One reason is that the brushless motors often used in high-performance motion-control applications have quite a simple construction. Motor components can be thought of as building blocks consisting of laminations and magnets. This allows motion-control suppliers to inventory a large array of basic building blocks used in developing motors for special requirements. All other components such as copper wire, bearings, motor housing parts, shaft and rotors, shaft encoders and readers are either generally available commodities or can be modified with short lead times.
In terms of controller performance, optimization generally considers factors such as the actual peak and rms torque requirements or whether a dc supply voltage is available. The need for an enclosed or open frame and special interface specifications can also be built into custom specifications.
For example, consider simple velocity control over a 500 to 5,000-rpm speed range.

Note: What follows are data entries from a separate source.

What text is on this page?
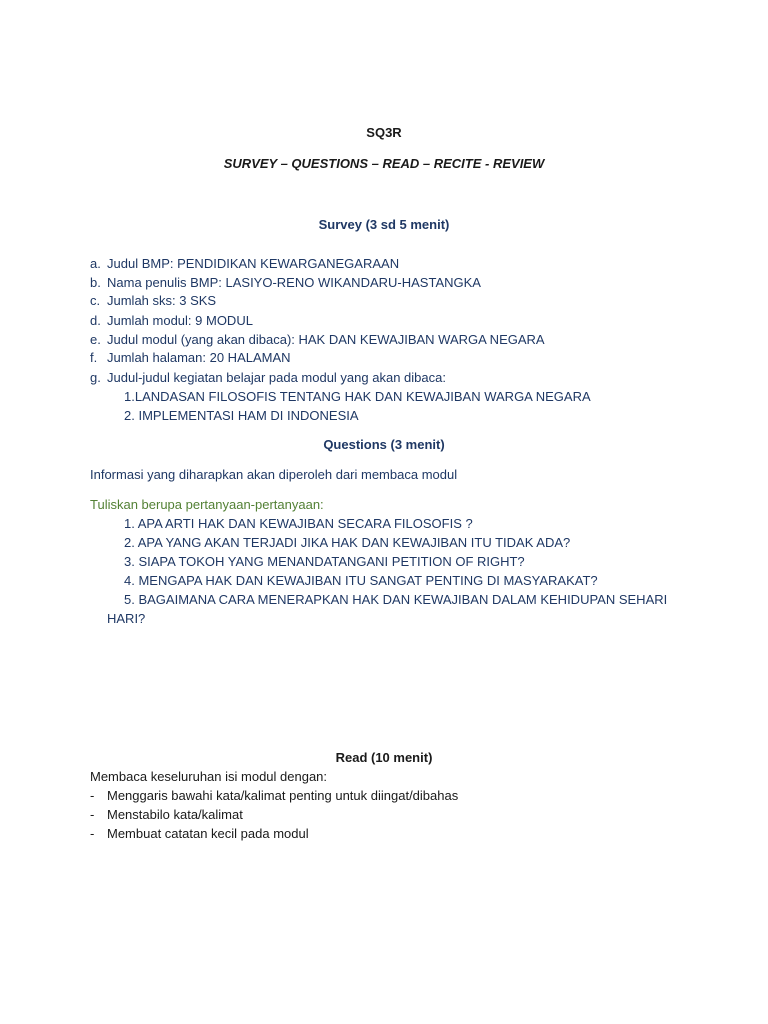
SQ3R
SURVEY – QUESTIONS – READ – RECITE - REVIEW
Survey (3 sd 5 menit)
a. Judul BMP: PENDIDIKAN KEWARGANEGARAAN
b. Nama penulis BMP: LASIYO-RENO WIKANDARU-HASTANGKA
c. Jumlah sks: 3 SKS
d. Jumlah modul: 9 MODUL
e. Judul modul (yang akan dibaca): HAK DAN KEWAJIBAN WARGA NEGARA
f. Jumlah halaman: 20 HALAMAN
g. Judul-judul kegiatan belajar pada modul yang akan dibaca:
1.LANDASAN FILOSOFIS TENTANG HAK DAN KEWAJIBAN WARGA NEGARA
2. IMPLEMENTASI HAM DI INDONESIA
Questions (3 menit)
Informasi yang diharapkan akan diperoleh dari membaca modul
Tuliskan berupa pertanyaan-pertanyaan:
1. APA ARTI HAK DAN KEWAJIBAN SECARA FILOSOFIS ?
2. APA YANG AKAN TERJADI JIKA HAK DAN KEWAJIBAN ITU TIDAK ADA?
3. SIAPA TOKOH YANG MENANDATANGANI PETITION OF RIGHT?
4. MENGAPA HAK DAN KEWAJIBAN ITU SANGAT PENTING DI MASYARAKAT?
5. BAGAIMANA CARA MENERAPKAN HAK DAN KEWAJIBAN DALAM KEHIDUPAN SEHARI
HARI?
Read (10 menit)
Membaca keseluruhan isi modul dengan:
- Menggaris bawahi kata/kalimat penting untuk diingat/dibahas
- Menstabilo kata/kalimat
- Membuat catatan kecil pada modul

Many standard controllers require either a resolver or encoder to provide the feedback signal for velocity. But such feedback components might be an overspecification for this speed range. Instead, Hall-effect commutation sensors on the motor itself might provide velocity sensing that would work as well.
The motor-controller interface often can be optimized in other ways. One way is to design the BEMF constant of the motor and the dc bus voltage of the controller to yield a maximum speed that is less than 10 to 15% above the highest operating speed. This ensures that certain failure modes do not produce high runaway speeds.
Other optimization is possible in direct-drive applications where speeds are low (0 to 500 rpm) and torques high. Here, custom motor/controller combinations can be configured to get more power from smaller motors, use less energy for a given task, obtain faster acceleration and deceleration rates to improve throughput, reach higher or more precise operating speeds, meet precise positioning criteria, improve heat dissipation for cooling, and reduce maintenance or lengthen operating life.